By Adam Levine
There are signs of a thaw in a Pakistani freeze on cooperating with the United States and NATO after 24 Pakistani soldiers were killed at a border post last month, the most senior American commander in Afghanistan said Tuesday.
Pakistan intends to send its liaison officers back to coordination centers it had staffed along with the Afghans and NATO forces, Gen. John Allen told reporters in Kabul. Allen said he spoke to his counterpart in Pakistan, Gen. Ashfaq Parvez Kayani on Monday.
"I do have a sense of progress," Allen said. He would not go into details of the conversation, but did say, "The outcome was that we stayed at our mutual commitment to address any shortfalls that might have caused this event, but also to ensure that we work closely together, because the border is always going to be there."
In the aftermath of the border attack, Pakistan recalled staff from coordination centers on the border and in Kabul and closed down key shipping routes for NATO supplies in Afghanistan.
Allen said the relationship has "chilled to some extent," but he has instructed his officers to act as if that has not happened.
"Should there be a need for cross-border coordination, and often that comes from insurgent attacks against our forces from within Pakistan, we will pick up the phone and call," he said.
"The intent is to restore as much normalcy as we can to the border coordination as early as we can," Allen said. He added that the Pakistanis have that same desire. "We are careful in obviously what we say and what we do to ensure neither our words nor our actions might be misinterpreted."
Allen said U.S. forces will begin to be deployed next year within Afghan units as advisers and trainers, reducing the direct combat role of foreign troops in the country.

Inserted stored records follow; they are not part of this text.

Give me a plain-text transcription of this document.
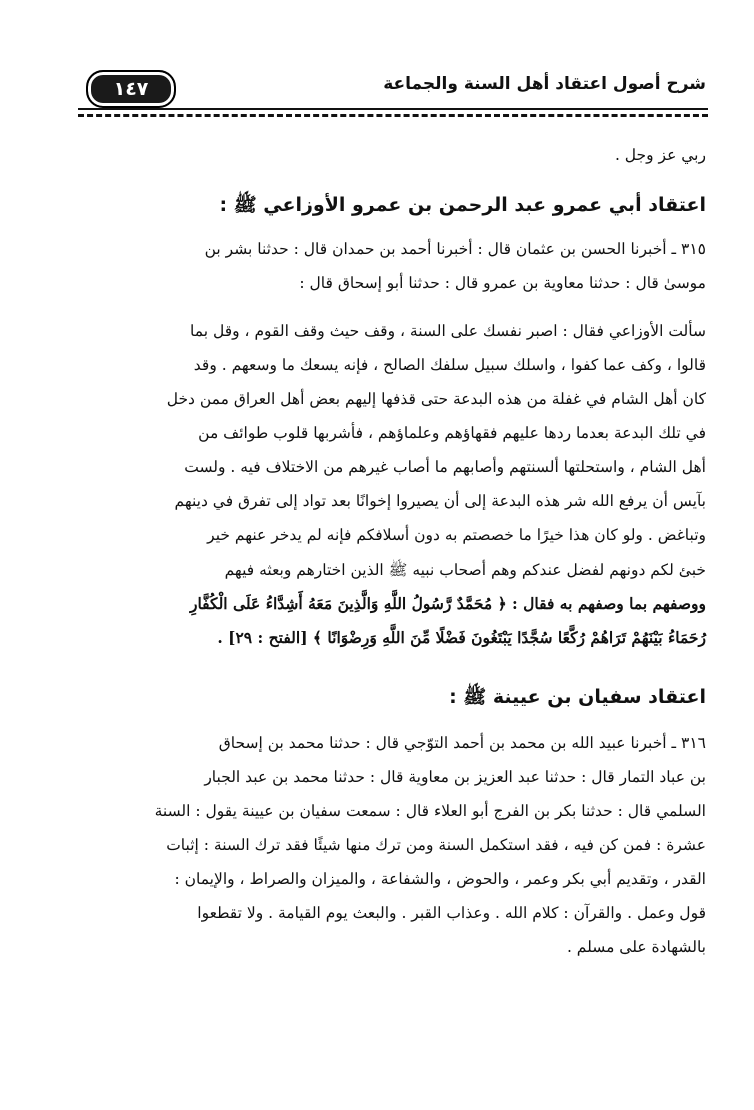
١٤٧	شرح أصول اعتقاد أهل السنة والجماعة
ربي عز وجل .
اعتقاد أبي عمرو عبد الرحمن بن عمرو الأوزاعي ﷺ :
٣١٥ ـ أخبرنا الحسن بن عثمان قال : أخبرنا أحمد بن حمدان قال : حدثنا بشر بن
موسىٰ قال : حدثنا معاوية بن عمرو قال : حدثنا أبو إسحاق قال :
سألت الأوزاعي فقال : اصبر نفسك على السنة ، وقف حيث وقف القوم ، وقل بما
قالوا ، وكف عما كفوا ، واسلك سبيل سلفك الصالح ، فإنه يسعك ما وسعهم . وقد
كان أهل الشام في غفلة من هذه البدعة حتى قذفها إليهم بعض أهل العراق ممن دخل
في تلك البدعة بعدما ردها عليهم فقهاؤهم وعلماؤهم ، فأشربها قلوب طوائف من
أهل الشام ، واستحلتها ألسنتهم وأصابهم ما أصاب غيرهم من الاختلاف فيه . ولست
بآيس أن يرفع الله شر هذه البدعة إلى أن يصيروا إخوانًا بعد تواد إلى تفرق في دينهم
وتباغض . ولو كان هذا خيرًا ما خصصتم به دون أسلافكم فإنه لم يدخر عنهم خير
خبئ لكم دونهم لفضل عندكم وهم أصحاب نبيه ﷺ الذين اختارهم وبعثه فيهم
ووصفهم بما وصفهم به فقال : ﴿ مُحَمَّدٌ رَّسُولُ اللَّهِ وَالَّذِينَ مَعَهُ أَشِدَّاءُ عَلَى الْكُفَّارِ
رُحَمَاءُ بَيْنَهُمْ تَرَاهُمْ رُكَّعًا سُجَّدًا يَبْتَغُونَ فَضْلًا مِّنَ اللَّهِ وَرِضْوَانًا ﴾ [الفتح : ٢٩] .
اعتقاد سفيان بن عيينة ﷺ :
٣١٦ ـ أخبرنا عبيد الله بن محمد بن أحمد التوّجي قال : حدثنا محمد بن إسحاق
بن عباد التمار قال : حدثنا عبد العزيز بن معاوية قال : حدثنا محمد بن عبد الجبار
السلمي قال : حدثنا بكر بن الفرج أبو العلاء قال : سمعت سفيان بن عيينة يقول : السنة
عشرة : فمن كن فيه ، فقد استكمل السنة ومن ترك منها شيئًا فقد ترك السنة : إثبات
القدر ، وتقديم أبي بكر وعمر ، والحوض ، والشفاعة ، والميزان والصراط ، والإيمان :
قول وعمل . والقرآن : كلام الله . وعذاب القبر . والبعث يوم القيامة . ولا تقطعوا
بالشهادة على مسلم .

Afghanistan's growing security force has surpassed 305,000 and is headed toward 352,000 next year. At the same time, the United States is withdrawing forces through 2012, aiming to bring the number of American troops down to 68,000 by next year from over 100,000 after a 33,000 troop surge last year. There will also be 38,000 troops from other NATO countries.
Having Afghan forces take the lead with American advisers is the goal as the United States hopes to increase the indigenous force, but it is a challenging shift as Afghan forces have not proven to be uniformly cohesive or reliable as the numbers increase.
"That will in many respect be a preview of how we'll see our forces postured in the years to come," Allen said. "The crossover point where we become largely an advisory, assisting, an education force, versus a force that is engaged at any given moment in counterinsurgency, that crossover point remains to be determined."
But even as NATO and U.S. forces look for Afghanistan to take the lead, Allen acknowledges significant U.S. counterterrorism operations will have to continue, especially in the east.
Next year, he said, "we hope to consolidate much of the advantage that we have achieved in the south with respect to the Afghan forces moving to the fore, protecting the Afghan population, continuing to deny the critical terrain in the south to the enemy."
At the same time, he said, "we are also going to conduct significant operations in the east. They will be aimed at supporting the growing (Afghan security forces) presence in the east and there is much that still needs to be done in that regard."
Allen also said the United States and Afghanistan are in discussions about an extended U.S. presence.
"The U.S. is in the process of a strategic partnership agreement. That may well result in a U.S. military presence here after '14 for some period of time," Allen told reporters. "We are not departing at the end of 2014."
That presence, Allen said, could help win over some Taliban to stop fighting and reconcile with the Afghan government.
"Our sense is there are many, many foot soldiers who are tired of this," Allen said. "The fact we are not going to be gone on the first of January 15 is a blow to the narrative that the Taliban will have their way with the Afghan government when the ISAF and U.S. forces depart at the end of '14. We are not departing at the end of '14. The IC, the international community, is going to be here a long time."
But Allen said that by his estimation a key terror group is not likely to concede: the Haqqani network, which has been responsible for a number of high-profile attacks in Afghanistan against U.S. and NATO troops.
This summer, Secretary of State Hillary Clinton revealed that at the behest of the Pakistanis, U.S. officials had preliminary talks with a representative for the Haqqani. But Allen said he doubts they would ever be willing to reconcile.
Asked if the Haqqanis are irreconcilable, Allen replied, "For me they are at this point."